The Huguenot’s understood that to rebel against authority, so long as it was in accord with the principles of Scripture, was to rebel against God. Put this together and you see how the founders’ saw obedience to a tyrannical ruler as disobedience to God since that ruler had usurped God’s authority.
Tyranny is, therefore, ruling outside the law of the Lord.
Furthermore, the founders’ generation were all reared upon the “Westminster Confession of Faith.” The Confession clearly put forth the parameters of obeying the civil magistrate in the context of God’s law-word. All of this meant that Adams, Madison, etc., understood that since God’s law is the foundation and source of all morality and law, no king, ruler, parliament or subject is exempt from it. Remember, they all knew Jesus’ proclamation that we were free only insofar as we abided in His word. These facts literally necessitated the doctrine of lesser magistrates, which is to say that no ruler had absolute power except God. The reality of sin makes necessary divided political powers because sin is a usurper.
America today sees government as the final law. It sees God’s law as subordinate to the government.
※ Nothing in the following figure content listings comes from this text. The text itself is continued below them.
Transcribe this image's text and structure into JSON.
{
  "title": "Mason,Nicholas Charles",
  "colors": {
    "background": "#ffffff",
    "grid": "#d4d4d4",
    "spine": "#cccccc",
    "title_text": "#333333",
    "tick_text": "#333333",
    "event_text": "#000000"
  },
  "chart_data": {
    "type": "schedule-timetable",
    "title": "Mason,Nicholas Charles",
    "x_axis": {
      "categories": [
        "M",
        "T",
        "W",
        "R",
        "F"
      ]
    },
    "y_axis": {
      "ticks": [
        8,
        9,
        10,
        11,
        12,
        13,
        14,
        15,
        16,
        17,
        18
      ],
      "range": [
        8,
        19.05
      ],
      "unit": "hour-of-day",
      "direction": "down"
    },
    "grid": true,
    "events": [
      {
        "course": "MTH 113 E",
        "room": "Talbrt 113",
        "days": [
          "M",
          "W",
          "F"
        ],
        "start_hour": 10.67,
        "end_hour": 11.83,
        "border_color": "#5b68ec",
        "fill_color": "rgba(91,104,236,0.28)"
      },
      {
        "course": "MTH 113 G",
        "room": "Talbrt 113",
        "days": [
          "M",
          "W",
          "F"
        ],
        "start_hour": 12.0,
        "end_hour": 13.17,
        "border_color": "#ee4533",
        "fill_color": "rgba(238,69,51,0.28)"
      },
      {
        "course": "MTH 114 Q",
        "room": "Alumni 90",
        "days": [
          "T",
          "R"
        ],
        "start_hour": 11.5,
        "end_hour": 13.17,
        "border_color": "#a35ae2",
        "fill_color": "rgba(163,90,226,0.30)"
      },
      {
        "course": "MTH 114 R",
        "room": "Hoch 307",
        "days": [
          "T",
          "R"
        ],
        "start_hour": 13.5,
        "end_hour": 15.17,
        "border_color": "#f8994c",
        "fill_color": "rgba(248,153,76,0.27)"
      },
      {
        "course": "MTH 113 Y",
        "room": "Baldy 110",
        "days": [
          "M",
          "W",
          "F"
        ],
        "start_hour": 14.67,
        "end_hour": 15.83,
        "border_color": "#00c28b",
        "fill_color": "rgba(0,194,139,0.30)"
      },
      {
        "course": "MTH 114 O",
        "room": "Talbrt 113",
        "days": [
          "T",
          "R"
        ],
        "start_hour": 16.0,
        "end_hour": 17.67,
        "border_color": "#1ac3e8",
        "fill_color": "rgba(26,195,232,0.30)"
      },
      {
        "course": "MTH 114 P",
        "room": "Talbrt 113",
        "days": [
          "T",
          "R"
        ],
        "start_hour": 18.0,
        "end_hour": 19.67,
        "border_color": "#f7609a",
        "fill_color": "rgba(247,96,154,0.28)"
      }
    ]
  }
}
It sees the federal government “grant” religious freedom rather than recognizing it as a fact, thereby making itself lord over Christ’s church. Just as bad, America sees sin as liberty. It celebrates sexual sin and demands that the Lord’s church celebrate with it. All of these things are predictable consequences of the rejection of the Lord. At root remember: politics is always a consequence of one’s theology.
Man, being created by God and for worship of Him, is hopelessly religious. In his rebellion, he creates false religions rather than turn to Christ for forgiveness. This makes sense of our insatiable desire to turn politics into religion. R.J. Rushdoony said, “Man seeks the perfect social order, but his search has a double halter on it. First, man the sinner wants a just world and perfect righteousness without the necessity of repentance and regeneration on his part. Every man wants a perfect and completely faithful wife, but not every man is ready to be a godly and faithful husband. The expectation of justice and perfection is imposed upon the social order: it is not required of one’s self.”
John Adams was concerned that one former client of his, a horse-jockey, encouraged revolution because it caused legal confusion. Men like the horse-jockey wanted anarchy so they would be “free” from law but Adams knew that anarchy was a worse slavery than tyranny. He said, “If the power of the country should get into such hands, and there is a great danger that it will, to what purpose have we sacrificed our time, health, and everything else? Surely we must guard against this spirit and these principles, or we shall repent of all our conduct.”Adams knew, you see, that both obedience and disobedience had to be grounded in God’s law for only it could bring real freedom.
It’s as if Adams foresaw the danger of a godless generation decrying the sins of slavery from generations past while running breathlessly into the sinister embrace of socialism, a far greater and more destructive slavery than ever devised by man. It was socialism that enslaved and murdered over 100 million people in just the last century. What form of tyranny has a more comprehensive list of bloodshed than that?
Outside of God’s law we have only the twin terrors of tyranny and anarchy waiting. Sin is a deceiver. It tricks the foolish into captivity and death. America, as she celebrates the blessings passed down by wise, though sinful and imperfect men, must reclaim the truth that we are slaves to sin. This slavery, unless we repent, will destroy us. But if we turn to Christ in faith, casting ourselves humbly before Him, He will forgive us, restore us, and wash us clean.
Then we will be free.
Only then. And then, in Christ, our salvation is our July 4th and our jubilee.